While it is going to be three years since the horrendous December 16 Delhi gangrape took place, it is also the day when the juvenile convict will be completing his three-year sentence in the case.
Bhawanipur seems to be divided over the three year quantum of punishment awarded to the man who is now 21 years old.
"Our eyes will be on him anyway. If he behaves well, he can stay in the village. Otherwise we will not let him stay in the village. We have no problem with his family. They are innocent. Of course he has brought bad name to the village, even the foreign media has been here in the village. But if he wants to change, we will give him a chance," Village Pradhan Laltesh Yadav said.
"He should return home now. He wasn't that kind of a boy. No one in the village knew what he was upto in Delhi," said another villager.
However, the young men in the village are sceptical about his release. "The young generation will be influenced if he comes back to the village. The local police will also trouble him," villagers said.
The two-room house of the juvenile convict has no doors and only a few utensils to cook. His mother who is bed-ridden for the last three years, is a woman of few words. She retreats into a shell every time she is asked about her eldest son.
With a mentally-ill husband and 7 children, she had sent him to Delhi in search of work. But today, she isn't even sure if she can recognize him anymore
"I really don't know what exactly happened, if he was guilty or not. Whether or not he has done it, he will be punished," his mother said.
The family though, is anxious about his safety if and when he returns to this village. But at the time, while living in extreme poverty, his mother is longing to see her son who is the family's only hope for a better future.

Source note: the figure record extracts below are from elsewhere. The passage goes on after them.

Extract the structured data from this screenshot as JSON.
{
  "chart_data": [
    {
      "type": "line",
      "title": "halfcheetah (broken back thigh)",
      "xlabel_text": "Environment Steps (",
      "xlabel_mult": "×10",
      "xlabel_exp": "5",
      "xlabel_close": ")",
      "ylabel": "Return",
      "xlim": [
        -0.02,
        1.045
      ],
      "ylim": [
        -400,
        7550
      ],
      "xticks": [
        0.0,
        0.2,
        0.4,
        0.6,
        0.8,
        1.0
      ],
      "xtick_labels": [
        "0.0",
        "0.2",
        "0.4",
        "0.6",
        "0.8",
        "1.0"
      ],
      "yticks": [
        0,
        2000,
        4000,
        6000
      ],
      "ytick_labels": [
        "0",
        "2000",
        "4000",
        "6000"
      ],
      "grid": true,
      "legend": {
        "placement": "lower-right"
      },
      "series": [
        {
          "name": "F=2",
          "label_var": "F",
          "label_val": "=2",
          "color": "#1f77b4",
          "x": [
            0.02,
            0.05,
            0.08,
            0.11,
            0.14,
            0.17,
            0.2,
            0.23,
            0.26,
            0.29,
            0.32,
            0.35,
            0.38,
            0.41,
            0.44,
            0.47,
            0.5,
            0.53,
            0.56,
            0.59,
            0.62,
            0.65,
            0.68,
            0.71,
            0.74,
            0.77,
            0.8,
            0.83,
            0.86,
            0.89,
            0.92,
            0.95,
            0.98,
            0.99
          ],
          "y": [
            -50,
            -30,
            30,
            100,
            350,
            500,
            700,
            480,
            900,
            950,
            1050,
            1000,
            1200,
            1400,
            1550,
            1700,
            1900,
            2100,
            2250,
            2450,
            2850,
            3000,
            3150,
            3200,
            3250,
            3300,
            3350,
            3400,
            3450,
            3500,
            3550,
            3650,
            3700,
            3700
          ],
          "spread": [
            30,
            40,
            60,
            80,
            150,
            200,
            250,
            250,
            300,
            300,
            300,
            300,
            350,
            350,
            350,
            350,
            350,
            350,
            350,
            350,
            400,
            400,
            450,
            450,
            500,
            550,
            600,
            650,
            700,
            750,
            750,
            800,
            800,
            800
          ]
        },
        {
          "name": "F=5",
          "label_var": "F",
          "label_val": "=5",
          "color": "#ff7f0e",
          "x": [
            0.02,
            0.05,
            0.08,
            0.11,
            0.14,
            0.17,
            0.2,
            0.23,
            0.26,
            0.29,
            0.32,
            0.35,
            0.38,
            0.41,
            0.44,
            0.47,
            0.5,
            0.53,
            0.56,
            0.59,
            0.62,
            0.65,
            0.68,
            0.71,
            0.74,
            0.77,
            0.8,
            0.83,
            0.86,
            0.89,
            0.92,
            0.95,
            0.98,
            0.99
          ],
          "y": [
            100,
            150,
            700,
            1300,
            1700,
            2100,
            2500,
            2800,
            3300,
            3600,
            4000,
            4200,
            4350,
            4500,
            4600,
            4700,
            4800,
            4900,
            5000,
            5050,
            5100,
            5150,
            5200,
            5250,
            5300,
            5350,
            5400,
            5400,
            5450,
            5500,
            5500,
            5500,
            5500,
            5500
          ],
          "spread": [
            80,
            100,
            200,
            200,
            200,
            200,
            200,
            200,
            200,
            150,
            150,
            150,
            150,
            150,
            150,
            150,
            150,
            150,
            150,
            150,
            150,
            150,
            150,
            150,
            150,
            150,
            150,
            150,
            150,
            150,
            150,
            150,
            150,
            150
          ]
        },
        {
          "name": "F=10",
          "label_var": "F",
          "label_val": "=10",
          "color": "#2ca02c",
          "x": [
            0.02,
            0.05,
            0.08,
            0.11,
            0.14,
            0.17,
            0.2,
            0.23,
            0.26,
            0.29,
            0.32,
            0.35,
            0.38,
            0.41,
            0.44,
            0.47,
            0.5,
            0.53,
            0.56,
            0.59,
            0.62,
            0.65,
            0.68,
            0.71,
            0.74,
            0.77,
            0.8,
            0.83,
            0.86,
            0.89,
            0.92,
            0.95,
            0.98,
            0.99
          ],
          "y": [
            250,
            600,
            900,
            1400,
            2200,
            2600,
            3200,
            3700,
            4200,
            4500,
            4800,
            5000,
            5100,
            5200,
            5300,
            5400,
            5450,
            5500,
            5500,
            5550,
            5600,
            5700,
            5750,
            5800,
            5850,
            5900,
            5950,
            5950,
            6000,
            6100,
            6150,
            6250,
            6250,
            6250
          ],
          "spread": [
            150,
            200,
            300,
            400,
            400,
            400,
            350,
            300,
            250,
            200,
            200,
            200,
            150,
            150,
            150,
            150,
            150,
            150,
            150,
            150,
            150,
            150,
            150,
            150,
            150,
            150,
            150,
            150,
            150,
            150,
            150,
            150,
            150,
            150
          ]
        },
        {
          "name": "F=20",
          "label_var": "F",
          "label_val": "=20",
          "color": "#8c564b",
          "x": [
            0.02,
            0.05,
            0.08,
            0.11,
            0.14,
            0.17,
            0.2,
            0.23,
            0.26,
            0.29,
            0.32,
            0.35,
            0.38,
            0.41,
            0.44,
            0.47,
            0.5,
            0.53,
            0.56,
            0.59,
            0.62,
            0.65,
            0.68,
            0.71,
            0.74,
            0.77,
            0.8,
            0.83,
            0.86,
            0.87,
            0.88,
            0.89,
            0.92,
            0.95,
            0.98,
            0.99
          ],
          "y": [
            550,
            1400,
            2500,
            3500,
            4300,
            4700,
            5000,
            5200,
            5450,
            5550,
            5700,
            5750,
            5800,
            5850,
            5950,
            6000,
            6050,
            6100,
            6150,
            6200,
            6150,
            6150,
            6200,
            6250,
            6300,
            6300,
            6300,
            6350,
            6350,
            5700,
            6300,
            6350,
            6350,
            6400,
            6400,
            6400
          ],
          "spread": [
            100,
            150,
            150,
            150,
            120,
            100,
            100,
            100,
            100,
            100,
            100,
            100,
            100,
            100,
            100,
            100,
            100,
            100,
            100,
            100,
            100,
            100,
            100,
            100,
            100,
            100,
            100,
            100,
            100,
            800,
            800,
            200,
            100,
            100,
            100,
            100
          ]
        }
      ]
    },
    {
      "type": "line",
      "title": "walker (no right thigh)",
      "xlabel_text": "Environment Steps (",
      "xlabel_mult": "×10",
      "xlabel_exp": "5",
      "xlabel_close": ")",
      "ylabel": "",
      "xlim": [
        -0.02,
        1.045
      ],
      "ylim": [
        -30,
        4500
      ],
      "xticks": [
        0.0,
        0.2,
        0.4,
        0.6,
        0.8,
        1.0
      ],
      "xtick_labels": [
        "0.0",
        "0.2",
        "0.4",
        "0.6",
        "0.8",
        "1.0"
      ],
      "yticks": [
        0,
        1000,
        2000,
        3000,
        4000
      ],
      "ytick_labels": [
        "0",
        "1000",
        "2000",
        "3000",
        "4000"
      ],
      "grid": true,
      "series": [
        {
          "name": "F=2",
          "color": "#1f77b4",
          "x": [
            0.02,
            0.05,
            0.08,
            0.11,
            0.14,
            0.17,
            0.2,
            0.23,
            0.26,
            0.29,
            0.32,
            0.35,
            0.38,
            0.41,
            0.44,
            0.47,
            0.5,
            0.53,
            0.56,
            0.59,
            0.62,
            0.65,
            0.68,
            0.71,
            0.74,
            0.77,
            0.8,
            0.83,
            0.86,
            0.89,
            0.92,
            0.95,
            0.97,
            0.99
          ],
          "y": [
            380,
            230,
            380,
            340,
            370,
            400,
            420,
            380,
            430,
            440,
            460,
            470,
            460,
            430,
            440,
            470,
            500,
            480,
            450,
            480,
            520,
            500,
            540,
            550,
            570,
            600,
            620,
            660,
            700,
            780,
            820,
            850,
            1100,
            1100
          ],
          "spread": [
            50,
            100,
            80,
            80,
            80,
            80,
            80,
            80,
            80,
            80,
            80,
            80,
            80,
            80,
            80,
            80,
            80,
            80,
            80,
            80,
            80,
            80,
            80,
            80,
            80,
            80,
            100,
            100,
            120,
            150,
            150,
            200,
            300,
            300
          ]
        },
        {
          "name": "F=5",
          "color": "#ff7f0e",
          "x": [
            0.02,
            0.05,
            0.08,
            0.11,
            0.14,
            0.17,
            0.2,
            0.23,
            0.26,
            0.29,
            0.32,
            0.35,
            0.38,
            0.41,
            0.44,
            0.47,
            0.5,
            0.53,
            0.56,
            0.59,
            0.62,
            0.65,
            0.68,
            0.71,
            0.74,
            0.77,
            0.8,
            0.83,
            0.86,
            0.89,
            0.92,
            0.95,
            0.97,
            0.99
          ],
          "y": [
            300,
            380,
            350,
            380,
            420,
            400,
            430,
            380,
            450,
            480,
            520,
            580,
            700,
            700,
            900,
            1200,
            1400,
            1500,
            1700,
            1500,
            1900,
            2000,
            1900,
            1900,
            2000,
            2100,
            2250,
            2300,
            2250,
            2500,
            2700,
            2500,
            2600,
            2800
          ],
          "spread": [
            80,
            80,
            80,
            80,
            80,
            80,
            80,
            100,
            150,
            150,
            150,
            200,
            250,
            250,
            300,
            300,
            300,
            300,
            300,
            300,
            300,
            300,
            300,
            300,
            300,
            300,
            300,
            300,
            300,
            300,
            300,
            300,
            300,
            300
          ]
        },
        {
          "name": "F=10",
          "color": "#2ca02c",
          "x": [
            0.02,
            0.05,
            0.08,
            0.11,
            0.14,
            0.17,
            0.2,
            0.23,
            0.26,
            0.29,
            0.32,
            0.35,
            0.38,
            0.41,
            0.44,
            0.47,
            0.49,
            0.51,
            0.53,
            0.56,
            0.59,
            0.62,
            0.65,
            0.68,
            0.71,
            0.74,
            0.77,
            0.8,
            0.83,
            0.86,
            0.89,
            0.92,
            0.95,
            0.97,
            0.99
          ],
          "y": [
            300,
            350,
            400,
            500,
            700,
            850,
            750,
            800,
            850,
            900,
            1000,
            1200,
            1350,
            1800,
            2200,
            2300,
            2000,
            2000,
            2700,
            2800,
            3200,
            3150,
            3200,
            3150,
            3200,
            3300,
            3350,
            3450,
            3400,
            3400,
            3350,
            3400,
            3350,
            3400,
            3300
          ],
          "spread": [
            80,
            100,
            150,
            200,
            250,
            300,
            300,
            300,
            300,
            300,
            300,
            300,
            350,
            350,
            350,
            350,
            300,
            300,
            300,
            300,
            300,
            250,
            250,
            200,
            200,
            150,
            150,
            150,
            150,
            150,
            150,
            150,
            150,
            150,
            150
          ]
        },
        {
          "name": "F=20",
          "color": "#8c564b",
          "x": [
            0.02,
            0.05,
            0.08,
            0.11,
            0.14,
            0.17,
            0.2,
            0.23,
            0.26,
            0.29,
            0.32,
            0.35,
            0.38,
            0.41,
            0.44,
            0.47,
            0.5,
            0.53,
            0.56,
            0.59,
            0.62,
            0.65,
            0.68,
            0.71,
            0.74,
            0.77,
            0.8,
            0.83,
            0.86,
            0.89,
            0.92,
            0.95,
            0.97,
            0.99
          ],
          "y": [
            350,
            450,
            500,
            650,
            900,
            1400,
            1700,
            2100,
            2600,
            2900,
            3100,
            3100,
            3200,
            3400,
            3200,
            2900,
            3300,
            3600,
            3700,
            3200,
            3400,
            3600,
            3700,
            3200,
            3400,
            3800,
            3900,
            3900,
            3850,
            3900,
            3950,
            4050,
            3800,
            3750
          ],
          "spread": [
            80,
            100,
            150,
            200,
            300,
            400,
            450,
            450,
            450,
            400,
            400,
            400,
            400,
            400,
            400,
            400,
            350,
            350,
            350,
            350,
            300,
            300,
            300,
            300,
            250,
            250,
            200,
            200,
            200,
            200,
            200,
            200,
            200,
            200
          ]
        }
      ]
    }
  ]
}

However, back in Delhi, Nirbhaya's mother is feverishly praying that the juvenile does not walk free. Asha Devi and her husband Badri Nath Singh are angry that the youngest culprit in their daughter Jyoti's brutal gangrape and murder is likely to be released just around her third death anniversary.
"Whether he is sent to an NGO or his house, to us he is free. A girl lost her life. He, too, is a convict among the six. He is being released on her death anniversary itself. What good has he done that he does not get any punishment? What is our crime that we lost our daughter and she did not get justice," Asha Devi asked.
"Our concerns are not just on his release. After Nirbhaya, there have been so many cases where the culprits are juveniles. What are you doing to give justice to those girls," Jyoti's father Badri Nath Singh added.
While the government still mulls over the options on what to do with him, this tiny hamlet of Badaun is keeping a close watch.